The couple were especially enthusiastic about the commune’s approach to food, much of which is grown or foraged in the surrounding area.
“I don’t like cooking alone or just for your family,” says Lucilla. “I love the idea of preparing and sharing food together in a community.”
She contributes to the commune by offering yoga classes, while Stefano, an architect, helps with renovations. Both are in the process of moving to fully remote work so they can live permanently on Honeydew with their children.
Another parent at Honeydew is Stella, a single mum to four-year-old Ary. A qualified neuroscientist from Ireland, she was lured here by the communal ethos of sharing, healing and mutual care.

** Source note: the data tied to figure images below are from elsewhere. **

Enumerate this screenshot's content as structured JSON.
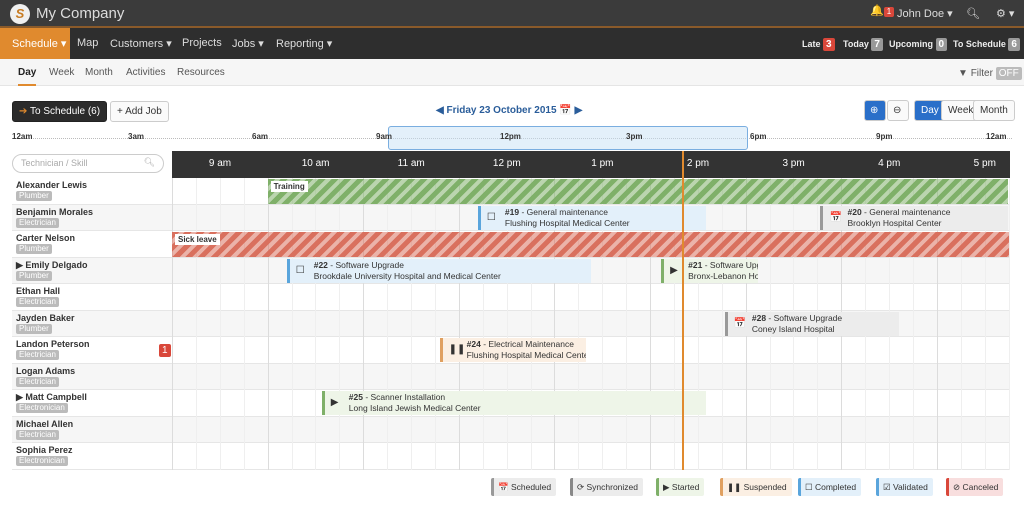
{
  "app": {
    "brand": "My Company",
    "logo_letter": "S",
    "notifications": "1",
    "user": "John Doe ▾",
    "search_icon": "search-icon",
    "settings": "⚙ ▾"
  },
  "nav": {
    "items": [
      "Schedule ▾",
      "Map",
      "Customers ▾",
      "Projects",
      "Jobs ▾",
      "Reporting ▾"
    ],
    "counters": [
      {
        "label": "Late",
        "count": "3",
        "color": "#d9473a"
      },
      {
        "label": "Today",
        "count": "7",
        "color": "#999"
      },
      {
        "label": "Upcoming",
        "count": "0",
        "color": "#999"
      },
      {
        "label": "To Schedule",
        "count": "6",
        "color": "#999"
      }
    ]
  },
  "subnav": {
    "items": [
      "Day",
      "Week",
      "Month",
      "Activities",
      "Resources"
    ],
    "filter_label": "Filter",
    "filter_state": "OFF"
  },
  "toolbar": {
    "to_schedule": "To Schedule (6)",
    "add_job": "+ Add Job",
    "date": "Friday 23 October 2015",
    "views": [
      "Day",
      "Week",
      "Month"
    ],
    "active_view": "Day"
  },
  "overview": {
    "ticks": [
      "12am",
      "3am",
      "6am",
      "9am",
      "12pm",
      "3pm",
      "6pm",
      "9pm",
      "12am"
    ]
  },
  "grid": {
    "search_placeholder": "Technician / Skill",
    "hours": [
      "9 am",
      "10 am",
      "11 am",
      "12 pm",
      "1 pm",
      "2 pm",
      "3 pm",
      "4 pm",
      "5 pm"
    ],
    "current_time": "14:20",
    "technicians": [
      {
        "name": "Alexander Lewis",
        "skill": "Plumber"
      },
      {
        "name": "Benjamin Morales",
        "skill": "Electrician"
      },
      {
        "name": "Carter Nelson",
        "skill": "Plumber"
      },
      {
        "name": "Emily Delgado",
        "skill": "Plumber",
        "expand": "▶"
      },
      {
        "name": "Ethan Hall",
        "skill": "Electrician"
      },
      {
        "name": "Jayden Baker",
        "skill": "Plumber"
      },
      {
        "name": "Landon Peterson",
        "skill": "Electrician",
        "alert": "1"
      },
      {
        "name": "Logan Adams",
        "skill": "Electrician"
      },
      {
        "name": "Matt Campbell",
        "skill": "Electronician",
        "expand": "▶"
      },
      {
        "name": "Michael Allen",
        "skill": "Electrician"
      },
      {
        "name": "Sophia Perez",
        "skill": "Electronician"
      }
    ],
    "absences": [
      {
        "row": 0,
        "label": "Training",
        "start": "10:00",
        "end": "17:45",
        "color": "#7fb069"
      },
      {
        "row": 2,
        "label": "Sick leave",
        "start": "09:00",
        "end": "17:45",
        "color": "#d9705e"
      }
    ],
    "jobs": [
      {
        "row": 1,
        "id": "#19",
        "title": "General maintenance",
        "place": "Flushing Hospital Medical Center",
        "start": "12:12",
        "end": "14:35",
        "status": "completed"
      },
      {
        "row": 1,
        "id": "#20",
        "title": "General maintenance",
        "place": "Brooklyn Hospital Center",
        "start": "15:47",
        "end": "17:45",
        "status": "scheduled"
      },
      {
        "row": 3,
        "id": "#22",
        "title": "Software Upgrade",
        "place": "Brookdale University Hospital and Medical Center",
        "start": "10:12",
        "end": "13:23",
        "status": "completed"
      },
      {
        "row": 3,
        "id": "#21",
        "title": "Software Upgrade",
        "place": "Bronx-Lebanon Hospital Center",
        "start": "14:07",
        "end": "15:08",
        "status": "started"
      },
      {
        "row": 5,
        "id": "#28",
        "title": "Software Upgrade",
        "place": "Coney Island Hospital",
        "start": "14:47",
        "end": "16:36",
        "status": "scheduled"
      },
      {
        "row": 6,
        "id": "#24",
        "title": "Electrical Maintenance",
        "place": "Flushing Hospital Medical Center",
        "start": "11:48",
        "end": "13:20",
        "status": "suspended"
      },
      {
        "row": 8,
        "id": "#25",
        "title": "Scanner Installation",
        "place": "Long Island Jewish Medical Center",
        "start": "10:34",
        "end": "14:35",
        "status": "started"
      }
    ]
  },
  "statuses": {
    "scheduled": {
      "label": "Scheduled",
      "icon": "📅",
      "color": "#999",
      "bg": "#ececec"
    },
    "synchronized": {
      "label": "Synchronized",
      "icon": "⟳",
      "color": "#888",
      "bg": "#ececec"
    },
    "started": {
      "label": "Started",
      "icon": "▶",
      "color": "#7fb069",
      "bg": "#eef5e8"
    },
    "suspended": {
      "label": "Suspended",
      "icon": "❚❚",
      "color": "#e0a060",
      "bg": "#fbefe3"
    },
    "completed": {
      "label": "Completed",
      "icon": "☐",
      "color": "#5aa5dc",
      "bg": "#e3f0fa"
    },
    "validated": {
      "label": "Validated",
      "icon": "☑",
      "color": "#5aa5dc",
      "bg": "#e3f0fa"
    },
    "canceled": {
      "label": "Canceled",
      "icon": "⊘",
      "color": "#d9473a",
      "bg": "#f8dede"
    }
  }
}
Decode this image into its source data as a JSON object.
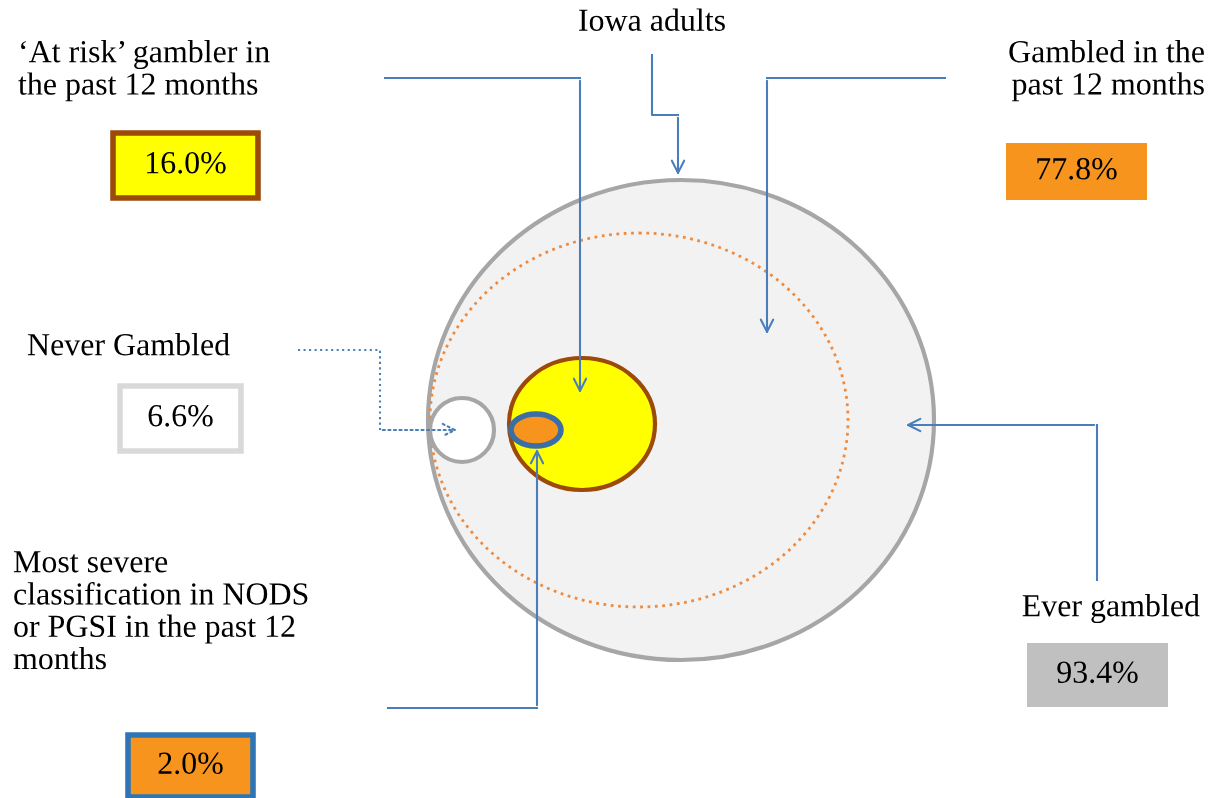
{
  "chart_data": {
    "type": "other",
    "categories": [
      "‘At risk’ gambler in\nthe past 12 months",
      "Gambled in the\npast 12 months",
      "Never Gambled",
      "Most severe\nclassification in NODS\nor PGSI in the past 12\nmonths",
      "Ever gambled"
    ],
    "values": [
      16.0,
      77.8,
      6.6,
      2.0,
      93.4
    ],
    "value_labels": [
      "16.0%",
      "77.8%",
      "6.6%",
      "2.0%",
      "93.4%"
    ],
    "colors": [
      "#ffff00",
      "#f7941d",
      "#ffffff",
      "#f7941d",
      "#c0c0c0"
    ],
    "annotations": [
      "Iowa adults"
    ]
  }
}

“We often say it takes a village to raise a child, but what does that really mean?” she says. “I often find myself alone with the challenges of parenthood and raising a little human in this world. I really see a communal way of living as an answer to the feelings of separation, isolation and detachment we feel from our fellow humans and from nature.”

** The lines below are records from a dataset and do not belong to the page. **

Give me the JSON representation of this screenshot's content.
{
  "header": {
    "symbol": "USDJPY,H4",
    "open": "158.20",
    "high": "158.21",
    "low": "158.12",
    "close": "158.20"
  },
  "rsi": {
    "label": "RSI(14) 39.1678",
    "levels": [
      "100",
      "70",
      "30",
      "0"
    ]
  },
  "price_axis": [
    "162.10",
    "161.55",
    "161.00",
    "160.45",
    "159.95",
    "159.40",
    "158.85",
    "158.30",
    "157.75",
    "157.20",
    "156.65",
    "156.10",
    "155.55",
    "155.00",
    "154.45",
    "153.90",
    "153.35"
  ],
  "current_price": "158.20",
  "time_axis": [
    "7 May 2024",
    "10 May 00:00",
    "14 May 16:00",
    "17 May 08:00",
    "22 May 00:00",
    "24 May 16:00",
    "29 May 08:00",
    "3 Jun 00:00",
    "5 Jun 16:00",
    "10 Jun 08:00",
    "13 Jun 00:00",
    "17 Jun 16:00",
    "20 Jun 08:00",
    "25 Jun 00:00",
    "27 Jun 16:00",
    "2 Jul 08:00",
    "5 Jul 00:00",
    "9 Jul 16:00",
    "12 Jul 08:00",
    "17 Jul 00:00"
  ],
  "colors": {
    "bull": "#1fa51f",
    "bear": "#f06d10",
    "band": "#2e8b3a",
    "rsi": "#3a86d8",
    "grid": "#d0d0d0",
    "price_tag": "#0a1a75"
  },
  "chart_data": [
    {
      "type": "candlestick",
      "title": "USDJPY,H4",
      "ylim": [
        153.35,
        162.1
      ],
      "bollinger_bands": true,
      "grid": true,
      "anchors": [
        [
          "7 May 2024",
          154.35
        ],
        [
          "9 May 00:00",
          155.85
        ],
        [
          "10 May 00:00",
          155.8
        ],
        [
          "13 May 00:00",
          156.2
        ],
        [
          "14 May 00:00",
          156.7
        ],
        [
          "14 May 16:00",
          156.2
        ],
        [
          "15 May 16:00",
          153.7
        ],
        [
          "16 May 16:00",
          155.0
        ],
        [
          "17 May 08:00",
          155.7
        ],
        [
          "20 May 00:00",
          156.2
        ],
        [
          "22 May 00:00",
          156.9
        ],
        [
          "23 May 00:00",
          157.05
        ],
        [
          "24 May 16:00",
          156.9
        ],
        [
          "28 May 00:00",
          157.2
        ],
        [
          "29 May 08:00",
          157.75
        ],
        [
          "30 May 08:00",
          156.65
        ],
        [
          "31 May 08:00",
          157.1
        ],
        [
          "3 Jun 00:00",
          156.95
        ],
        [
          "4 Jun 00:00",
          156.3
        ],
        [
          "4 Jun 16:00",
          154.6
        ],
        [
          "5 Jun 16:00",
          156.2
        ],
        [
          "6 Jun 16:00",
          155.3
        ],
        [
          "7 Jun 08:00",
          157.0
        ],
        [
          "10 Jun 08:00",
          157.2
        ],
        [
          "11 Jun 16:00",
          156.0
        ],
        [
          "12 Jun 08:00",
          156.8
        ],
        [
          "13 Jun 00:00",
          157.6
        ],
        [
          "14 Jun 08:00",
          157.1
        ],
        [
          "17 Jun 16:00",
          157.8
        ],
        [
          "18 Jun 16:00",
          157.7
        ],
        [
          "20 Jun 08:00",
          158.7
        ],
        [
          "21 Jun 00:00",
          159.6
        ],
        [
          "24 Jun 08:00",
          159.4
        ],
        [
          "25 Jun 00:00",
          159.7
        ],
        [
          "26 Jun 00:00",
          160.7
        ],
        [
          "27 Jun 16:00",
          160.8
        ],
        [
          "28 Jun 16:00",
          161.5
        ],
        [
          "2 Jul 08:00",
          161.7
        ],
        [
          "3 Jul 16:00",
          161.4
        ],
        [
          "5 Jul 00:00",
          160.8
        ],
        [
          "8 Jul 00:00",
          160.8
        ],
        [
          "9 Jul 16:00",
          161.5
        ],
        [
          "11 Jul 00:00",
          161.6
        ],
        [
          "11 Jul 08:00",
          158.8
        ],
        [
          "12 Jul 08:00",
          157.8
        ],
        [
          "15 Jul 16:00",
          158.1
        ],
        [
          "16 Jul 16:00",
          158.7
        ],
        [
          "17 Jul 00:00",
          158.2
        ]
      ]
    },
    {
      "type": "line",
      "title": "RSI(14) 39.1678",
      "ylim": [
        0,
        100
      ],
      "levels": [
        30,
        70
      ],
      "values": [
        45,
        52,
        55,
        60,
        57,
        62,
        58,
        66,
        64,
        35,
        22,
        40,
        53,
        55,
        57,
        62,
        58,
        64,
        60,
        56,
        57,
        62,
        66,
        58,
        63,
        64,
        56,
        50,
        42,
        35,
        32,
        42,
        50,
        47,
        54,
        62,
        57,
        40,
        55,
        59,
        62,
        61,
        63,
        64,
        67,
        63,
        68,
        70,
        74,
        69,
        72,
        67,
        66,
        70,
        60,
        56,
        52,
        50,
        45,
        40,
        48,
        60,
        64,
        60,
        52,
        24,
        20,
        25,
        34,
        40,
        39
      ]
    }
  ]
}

Ramm has embraced the fact that many young parents have chosen to move here.
“It’s such a joy having kids at Honeydew. At the core of our philosophy is the importance of play and playfulness – something often lacking in ‘spiritual’ communities,” he says.
“Here, kids have multiple parental figures, across cultures and generations, from whom they learn a diversity of traditions and languages. But above all, it is adults who are enriched by the abundance of energy and affection. They’re given licence to let down their guard and revisit the inner child.”
Reviving dying Italian villages
Honeydew is located on the outskirts of Maiolo, a historic Romagnol village on the verge of having its last school closed and converted into a nursing home. The school, which serves a constellation of equally moribund villages, is currently two students short of the quorum for keeping it open.
In contrast to the siege mentality adopted by other communes, Honeydew has opened itself (and its newly restored outdoor pool) up to Maiolo. Its residents help with the village festivals and maintain excellent relations with the mayor.
When I asked Stefano and Lucilla about their children’s education, they said they were considering sending them to Maiolo to help keep the school open and the village alive.
In a recent survey by Area Studi Legacoop, 74 per cent of Italians considered the country’s low birth rate to be an urgent problem, with the most popular explanations for the demographic crisis being low wages and rising living costs, job instability and insecurity, and lack of public support for bringing up children.
In response, the Italian government announced it would follow the policies of Hungary, whose right-wing approach to population decline has been criticised as being narrow minded, patronising and discriminatory against single parents and same-sex couples.
Perhaps they could have just looked a little closer to home.